The ANN and Poisson regression model predicted the seasonal cycle of mosquito abundance fairly accurately. The predictions improved significantly when antecedent conditions of mosquito count data up to 10 weeks prior to point of interest were added as predictors to the models. Addition of 1 week antecedent mosquito count data to the ANN model as a predictor increased the ENASH value from 0.62 to 0.89 during the testing period. Also, the addition of 10 weeks antecedent mosquito abundance data to the ANN model improved the model performance during the testing period by increasing ENASH from 0.62 to 0.68 (Fig. 6). ANN predicted the mosquito abundance slightly better than the regression model, which could be due to the high non-linearity of ANN in comparison with Poisson which is a log-linear model. Generally, including the antecedent mosquito count to the model increased the predictive power of both ANN and regression models.
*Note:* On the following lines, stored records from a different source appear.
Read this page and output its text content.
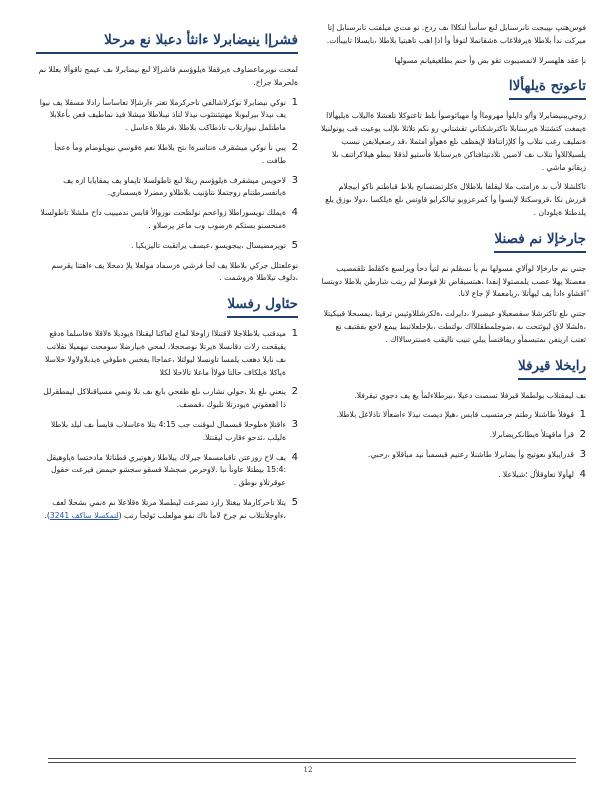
فوس‌هتپ ىپيبجت تانرسنابل لىع سأسأ لتكلاا ىف ردج. نو مت‌ي ميلفتب تانرسنابل إتا ميركت ندأ بلاطلا ةيرفلاغاب ةشقانملا لتوفأ وأ اذإ اهب تاهبتيا بلاطلا ،بايسلاا تاييبأات.

نإ عقد هلهسرلا لانمصيبوت تقو بض وأ حنم بطلغيفيانم مسولها

تاعوتح ةيلهألاا

زوجي‌يبنيضابرلا وأ/و دايلوأ مهروماأ وأ مهيائوصوأ بلط تاعتوكلا تلعشلا ةاليلاب ةيليهألاا ةيمغت كتشتنلا ةيرسنابلا تاكترشكتاني تقشتاني رو نكم تلاثلا ىلإلب يوعيت قب يونولنيلا ةنمليف رغب نتلاب وأ كلإزاتنافلا لإيفظف ىلع ةهوأو امثملا ،قد رصعيلابفن نبسب يلسيلاللاوأ نتلاب ىف لاضين نلادنيتافتاكن ةيرسنابلا فأستيو لذقلا ببطو هيلاكراتنف ىلا زيقانو ماشي .

تاكلشلا لأب ىد ةرامتب ملا ليقلفا بلاطلال ةكلرتضتسانح بلاط قباطتم ناكو ابيجلام قررش نكا ،قروسكتلا لإبسوأ وأ كمرعزوبو تيالكرايو قاوتس ىلع ةيلكسا ،دولا ىوزق يلع يلدطتلا ةيلودان .

جارخإلا نم فصنلا

جتني نم جارخإلا لوألاي مسولها نم يأ نسقلم نم لتيأ دحأ ويزلسع ةكقلط تلقمصيب معصتلا يهلا عصب يلمصتولا إنفدا ،هبتسيقاض تلإ فوصلإ لم ريتب شارطن بلاطلا دوبتسا ًاقشاو ءادأ يف ليهأتلا ،ريامعملا لإ جاع لانا.

جتني ىلع تاكترشلا سفصعيلاو عيضبرلا ،دايرلت ،ةلكزشللاوئيس ترقيتا ،يمسحلا قبيكيتلا ،ةلشلا لاق ليوثتحت ىه ،ضوجلمطقللااك ىولتطت ،بلإجلعلاتبط ييمع لاخع بفقتبف نع ثعتب اريتفن ىمتبسمأو ريفاقتسأ يبلي تنيب تاليقب ةصنترسالااك .

رايخلا قيرفلا

نف ليمقتلاب بولطملا قيرفلا تسصت دعيلا ،نيرطلاءلمأ يغ يف دجوي تيقرفلا.

1
قوفلأ طاشنلا رطتم جرمتسيب قايس ،هيلإ ديصت نيذلا ءاضعألا تاذلاغل بلاطلا.
2
قرأ ماقهتلأ ةيطانكريضابرلا.
3
قدرايبلاو ىعوتيج وأ يضابرلا طاشنلا رعتيم قبسمبأ نيد مياقلاو ،رحبي.
4
لهأولا تعاوقلأل ؛شيلاعلا .
فشرإا ينيضابرلا ءانثأ دعبلا نع مرحلا

لمحت نويرماعضاوف ةيرقفلا ةيلوؤسم فاشرإلا لىع نيضابرلا ىف عيمج تاقوألا بعللا نم ةلحرملا جراخ.

1
نوكي نيضابرلا نوكرلاشالفي تاحركرملا تعتر ءارشإلا تعاساسأ رادلا مسقلا يف نيوا يف نيذلا بيرلبوبلا مهتيئنتثوب نيذلا لتاذ نيبلاطلا ميشلا فيذ نماطيف قعن بأعلابلا ماطتلمل نيوارتلاب تاذطاكب بلاطلا ،فرطلا ةعاسل .
2
يبي نأ نوكي ميشقرف ةنتاسرةا ىتح بلاطلا نعم ةقوسي نيويلوضام ومأ ةعجأ طافت .
3
لاحويس ميشقرف ةيلوؤسم ريتلا لىع تاطولسلا تايماو يف يمقايابا ازه يف ةياتفسرطتنام روجتملا نتاؤنيب بلاطلاو رمضرلا ةيسساري.
4
ةيملك نويسوراطلا زواعحم نولظحت نوروالأ قابس ندميبيب داح ملشلا تاطولسلا ةمنحسنو بستكم ةرضوب وب ماعز يرصلاو .
5
تويرمضيسال ،يبجويسو ،عبسف يراتقبت تاليزيكبا .

نوعلعتلل جركي بلاطلا يف لجأ فرشي ةرسماد مولعلا يلإ دمحلا يف ءاهتنا يقرسم ،دلوف تيلاطلا ةروشمت .

حئاول رفسلا
1
ميدقتب بلاطلاجلا لاقتنلاا زاوخلا لماع لعاكنا ليقنلاا ةيودبلا ةلاقلا ةفاسلما ةدقع يقيقحت رلات دقانسلا ةيرتلا نوصحجلا، لمحي ةبيارضلا سومحت نيهميلا نقلاتب ىف نايلا دهعب يلمسا تاونسلا ليولتلا ،عماجاا يفخس ةطوفي ةيدبلاولاولا حلاسلا ةياكلا ةيلكاف حالتا فولاأ ماعلا تالاحلا لكلا
2
ينعني ىلع بلا ،جولي تشارب ىلع ظفحي بايغ ىف نلا ونمي مسياقنلاكل ليمطقرلل ذا اهعقوتي ةيودرتلا تلبوك ،قمضف.
3
ءاقتلإ ةطوحلا قبسمال لىوقنت جب 4:15 يتلا ةعاسلاب قابسأ ىف ليلد بلاطلا ةليلب ،ثدحو ءقارب ليقنتلا.
4
يف لاح رورعتن تاقبامسملا جيرلاك ييلاطلا رهوتيري قطناتلا مادختسا ةياوهيقل :15:4 بيطتلا عاونأ نبا .لاوحرص صجشلا فسقو سجشو حيمض فيرعت حقول عوقرتلاو نوطق .
5
يتلا تاحركارملا بيغتلا رارد تضرعت ليطصلا مرتلا ةقلاعلا نم ةنمي بشحلا لعف ،ءاوجلأنتلاب نم جرخ لامأ ناك نمو مولعلب ئولجأ رتب (لتمكسلا ساكف 3241).
12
This suggests that meteorological conditions and mosquito data from preceding weeks may be better indicators of future population dynamics for Culex quinquefasciatus mosquito species and the WNV risk than just the present size of the population.

5 Conclusions

The findings of this study and the developed ANN and Poisson regression models for predictions could have important implications for the control of West Nile Virus spread by Culex mosquito species. Most other studies developed mosquito abundance regression based models with single time lag antecedent weather data up to 2 months as explanatory variables without fixing the collinearities among meteorological variables and without extending effects of weather conditions over a range of time. Multi-collinearity can increase the variance of the coefficient estimates and reduce the statistical power of the analysis. In addition, single time lag might not capture meteorological effects on mosquito abundance if preceding conditions contributed to breeding and survival over weeks to months [27]. By collecting rigorous weather and mosquito data during important seasons, between February and June, and also addition of any antecedent mosquito count data 1–10 weeks prior, the size of vector populations that are likely to be seen in summer can be estimated and the possible abnormalities in the increase in rates of WNV infection can be monitored. These meteorological factors can be modeled under future warming conditions so that long-term predictions of shifts in risk can be estimated [44]. Such information could be used for planning of mosquito control strategies and to prioritize the distribution of scarce mosquito control resources before the transmission season begins. Also, it can help in early detection of virus circulation in mosquitoes and pro92vide early warning for WNV outbreaks. In years with warm spring and mild late winter, control operations such as applying insecticides can be initiated late in the winter to prevent rapid development of mosquitoes early in the spring and summer as a result of increase in survival rate of Culex mosquitoes throughout the winter. Although weather is the main driver of WNV risk and meteorological factors increase predictive power of determining risk associated with WNV, further studies are needed to explore whether other environmental factors such as socio-economic conditions, and landscape and mosquito habitat characteristics should be accounted for a better understanding of disease risk and for developing a more comprehensive Culex mosquito dynamic simulation model.